We sighted the Lizard about four-thirty on a wet and gusty Sunday afternoon. After the towering Sierras the dark coastline looked low and unimposing, but a lump rose in my throat and for a half-hour it would not be swallowed down. Though the sea had little vicious heads on it and the wind was shifting and backing treacherously Dolphin reefed her sails and made scarcely any headway towards the shelter of the land.
“We’ll slip in as the day wanes,” said Captain Elliot. “Twould not do to rouse an alarm, for there’s been much nervousness all summer on account of a Spanish attack.”
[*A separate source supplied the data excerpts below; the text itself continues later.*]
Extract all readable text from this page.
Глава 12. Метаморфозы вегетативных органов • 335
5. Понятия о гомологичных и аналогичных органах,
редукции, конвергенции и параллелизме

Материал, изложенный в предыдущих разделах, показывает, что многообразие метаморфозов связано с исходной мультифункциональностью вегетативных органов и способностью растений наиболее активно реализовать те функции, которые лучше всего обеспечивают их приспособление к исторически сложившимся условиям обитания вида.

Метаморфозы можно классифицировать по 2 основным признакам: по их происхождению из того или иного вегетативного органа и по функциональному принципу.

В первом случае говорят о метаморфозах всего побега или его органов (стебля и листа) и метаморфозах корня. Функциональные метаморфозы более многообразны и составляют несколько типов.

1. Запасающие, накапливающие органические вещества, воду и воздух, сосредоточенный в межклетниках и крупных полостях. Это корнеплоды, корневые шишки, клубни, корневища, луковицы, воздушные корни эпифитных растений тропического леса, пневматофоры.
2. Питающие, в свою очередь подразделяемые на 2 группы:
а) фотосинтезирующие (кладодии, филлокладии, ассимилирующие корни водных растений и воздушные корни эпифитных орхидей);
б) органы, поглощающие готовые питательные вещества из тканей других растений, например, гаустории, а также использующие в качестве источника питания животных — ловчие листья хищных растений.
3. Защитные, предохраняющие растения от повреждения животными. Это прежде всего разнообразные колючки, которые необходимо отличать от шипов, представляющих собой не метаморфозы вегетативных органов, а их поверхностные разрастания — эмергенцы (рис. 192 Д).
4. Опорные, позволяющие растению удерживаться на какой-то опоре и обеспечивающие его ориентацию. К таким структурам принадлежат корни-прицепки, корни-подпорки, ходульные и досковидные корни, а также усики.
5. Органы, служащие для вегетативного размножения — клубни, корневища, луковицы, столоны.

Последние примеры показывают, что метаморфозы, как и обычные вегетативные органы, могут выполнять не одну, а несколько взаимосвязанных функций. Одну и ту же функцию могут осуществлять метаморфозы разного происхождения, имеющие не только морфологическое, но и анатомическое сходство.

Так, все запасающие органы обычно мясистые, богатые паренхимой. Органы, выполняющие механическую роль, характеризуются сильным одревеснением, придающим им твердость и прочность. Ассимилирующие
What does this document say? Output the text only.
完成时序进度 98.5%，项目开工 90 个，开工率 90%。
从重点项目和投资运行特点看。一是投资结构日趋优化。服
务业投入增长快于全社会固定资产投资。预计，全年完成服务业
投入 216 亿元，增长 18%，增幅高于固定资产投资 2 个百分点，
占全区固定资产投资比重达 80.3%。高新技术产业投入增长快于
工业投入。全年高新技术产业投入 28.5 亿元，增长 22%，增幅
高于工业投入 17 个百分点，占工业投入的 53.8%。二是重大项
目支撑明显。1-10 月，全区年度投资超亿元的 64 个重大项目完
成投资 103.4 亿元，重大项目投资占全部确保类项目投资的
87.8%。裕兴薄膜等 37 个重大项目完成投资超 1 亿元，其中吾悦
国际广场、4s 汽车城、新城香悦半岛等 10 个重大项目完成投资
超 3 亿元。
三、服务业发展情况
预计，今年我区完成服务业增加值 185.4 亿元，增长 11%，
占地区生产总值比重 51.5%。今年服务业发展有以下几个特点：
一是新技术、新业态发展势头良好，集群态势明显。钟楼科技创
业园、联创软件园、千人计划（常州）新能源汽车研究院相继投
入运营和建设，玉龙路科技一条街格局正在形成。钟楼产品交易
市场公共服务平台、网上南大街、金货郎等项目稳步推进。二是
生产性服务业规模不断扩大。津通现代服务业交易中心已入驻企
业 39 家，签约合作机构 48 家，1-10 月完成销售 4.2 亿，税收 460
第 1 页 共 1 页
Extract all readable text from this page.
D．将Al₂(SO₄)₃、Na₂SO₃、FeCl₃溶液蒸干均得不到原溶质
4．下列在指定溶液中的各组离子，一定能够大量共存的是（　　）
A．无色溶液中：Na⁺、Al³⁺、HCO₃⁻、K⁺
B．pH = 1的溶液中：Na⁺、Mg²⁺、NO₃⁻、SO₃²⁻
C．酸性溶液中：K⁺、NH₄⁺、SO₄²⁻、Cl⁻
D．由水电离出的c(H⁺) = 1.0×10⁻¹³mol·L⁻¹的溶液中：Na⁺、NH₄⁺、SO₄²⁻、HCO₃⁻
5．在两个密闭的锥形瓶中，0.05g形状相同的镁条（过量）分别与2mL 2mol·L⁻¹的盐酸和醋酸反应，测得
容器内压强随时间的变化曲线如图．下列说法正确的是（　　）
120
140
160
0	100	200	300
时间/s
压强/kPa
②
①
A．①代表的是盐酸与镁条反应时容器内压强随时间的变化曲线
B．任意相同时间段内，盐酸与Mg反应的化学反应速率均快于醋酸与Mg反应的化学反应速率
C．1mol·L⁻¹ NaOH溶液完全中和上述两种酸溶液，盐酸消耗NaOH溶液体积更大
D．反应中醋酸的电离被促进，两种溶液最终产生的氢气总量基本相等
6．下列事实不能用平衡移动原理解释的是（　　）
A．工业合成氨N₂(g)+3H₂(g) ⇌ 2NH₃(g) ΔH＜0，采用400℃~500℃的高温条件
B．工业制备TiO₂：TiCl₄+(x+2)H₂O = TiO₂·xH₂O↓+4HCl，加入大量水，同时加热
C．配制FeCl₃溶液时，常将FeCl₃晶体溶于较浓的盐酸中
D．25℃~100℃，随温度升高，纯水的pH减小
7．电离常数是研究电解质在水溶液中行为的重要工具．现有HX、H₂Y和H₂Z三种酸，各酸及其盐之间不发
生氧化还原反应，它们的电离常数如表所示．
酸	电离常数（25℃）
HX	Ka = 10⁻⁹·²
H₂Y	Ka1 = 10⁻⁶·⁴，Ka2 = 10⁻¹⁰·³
I could not wait to get off this ship, and there was more than homesickness to it. For one reason or another they were all lying to me. Whatever element of truth escaped them was by accident and not design. They even contradicted each other. Totle boasted of impossible prowess; Kilter spoke so of Meg to goad me; Elliot untruthfully disowned Burley; Love, perhaps most dangerously of all, twisted his own memory.